The dorsal root ganglion (DRG) contains the cell bodies of first-order sensory neurons, each of which project an axon from a peripheral receptor, and centrally to the posterior horn of the spinal cord, where they synapse with second-order neurons.
There is one DRG for each spinal nerve root supplying the posterior aspect of the head, the trunk and the extremities; in the face, this function is carried out by the trigeminal ganglion.
Unless prevented or treated, injury to the DRG often leads to the development of a chronic neuropathic pain state. Injection procedures that target the DRG could be used in the treatment of any radicular pain syndrome, such as primary radicular irritation, postherpetic neuralgia.
Neuropathic pain resulting from injury to the DRG neurons, by infection, mechanical trauma, or inflammation resulting in the development of persistent low-threshold spontaneous firing of the neurons.
The C2 nerve root is implicated in the production of occipital neuralgia, which may be more properly referred to as a C2 radicular pain syndrome. Block at the DRG, particularly with cold-pulsed RF, may be an effective treatment.
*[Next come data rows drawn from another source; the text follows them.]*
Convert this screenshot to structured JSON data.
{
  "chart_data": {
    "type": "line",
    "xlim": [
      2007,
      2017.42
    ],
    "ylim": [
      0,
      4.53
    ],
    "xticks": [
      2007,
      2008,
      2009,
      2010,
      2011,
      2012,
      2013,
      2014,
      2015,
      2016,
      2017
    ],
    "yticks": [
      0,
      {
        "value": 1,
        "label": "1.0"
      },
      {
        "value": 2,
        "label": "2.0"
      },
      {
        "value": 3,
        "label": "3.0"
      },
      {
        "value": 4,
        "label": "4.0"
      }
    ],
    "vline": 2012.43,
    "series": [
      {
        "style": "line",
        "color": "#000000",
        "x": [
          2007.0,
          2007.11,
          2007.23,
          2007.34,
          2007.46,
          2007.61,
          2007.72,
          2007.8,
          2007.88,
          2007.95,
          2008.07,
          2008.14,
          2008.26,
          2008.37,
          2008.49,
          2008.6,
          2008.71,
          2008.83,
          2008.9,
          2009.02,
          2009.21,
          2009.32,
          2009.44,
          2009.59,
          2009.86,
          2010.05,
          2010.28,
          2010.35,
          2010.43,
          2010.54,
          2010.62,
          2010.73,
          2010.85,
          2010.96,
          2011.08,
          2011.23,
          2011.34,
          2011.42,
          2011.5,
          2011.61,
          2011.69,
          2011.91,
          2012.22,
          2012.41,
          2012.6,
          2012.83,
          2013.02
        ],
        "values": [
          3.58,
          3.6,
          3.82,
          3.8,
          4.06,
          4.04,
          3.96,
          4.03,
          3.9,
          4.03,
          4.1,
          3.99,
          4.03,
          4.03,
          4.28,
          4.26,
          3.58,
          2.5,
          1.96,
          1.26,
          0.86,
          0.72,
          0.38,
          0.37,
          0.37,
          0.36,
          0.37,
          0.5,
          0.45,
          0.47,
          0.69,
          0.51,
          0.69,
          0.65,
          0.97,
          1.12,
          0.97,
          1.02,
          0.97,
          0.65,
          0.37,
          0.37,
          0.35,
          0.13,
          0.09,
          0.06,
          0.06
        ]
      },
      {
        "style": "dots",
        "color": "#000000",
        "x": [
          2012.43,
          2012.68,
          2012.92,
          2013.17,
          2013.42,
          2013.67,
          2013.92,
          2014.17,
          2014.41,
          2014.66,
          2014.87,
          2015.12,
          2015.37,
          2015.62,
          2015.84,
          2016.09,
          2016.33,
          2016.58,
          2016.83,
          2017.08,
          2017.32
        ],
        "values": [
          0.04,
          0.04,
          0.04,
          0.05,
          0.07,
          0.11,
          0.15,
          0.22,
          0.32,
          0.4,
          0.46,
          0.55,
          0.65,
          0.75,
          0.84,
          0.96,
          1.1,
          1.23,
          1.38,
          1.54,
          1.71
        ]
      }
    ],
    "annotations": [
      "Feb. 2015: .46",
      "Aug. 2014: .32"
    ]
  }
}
Similarly, at all spinal levels neuropathic radicular pain may be diagnosed by selective local anesthetic blockade of the relevant nerve root, and potentially modulated by application of cold-pulsed RF energy.
ISSUES COMMON TO DRG BLOCKS AT ALL LEVELS
RF blockade of the DRG carries the same risks as any procedure that accesses the neural foramen.
These include inadvertent injury to nerves (the spinal root, DRG, and the spinal cord at relevant levels), vascular injury (to the spinal arteries at thoracic and lumbar levels, and the vertebral arteries at cervical levels).
Infection, and hematoma.
At cervical and thoracic levels, there is the additional risk of pneumothorax.
Neurolytic techniques directed at the DRG, including thermal radiofrequency and chemical lysis, carry a greater risk of producing deafferentation pain, and are hard to control. Pulsed dose (low-temperature) radiofrequency treatment of the DRG is a much safer technique.
Contraindications to Injection
Preoperative consultation with the patient including history, a review of diagnostic studies, and physical examination is the standard of care.
Physical examination should include heart, lungs, and airway; the proposed injection site; as well as a relevant neurologic and spinal examination.
Review of medications should pay particular attention to anticoagulants, which should be discontinued with sufficient time to allow for normalization of clotting.
Review of the history of allergic reactions, with particular attention to iodinated contrast sensitivity. Use of contrast is critical to placement of the needle adjacent to the DRG, and in patients with a contrast allergy pretreatment will be necessary to reduce this risk.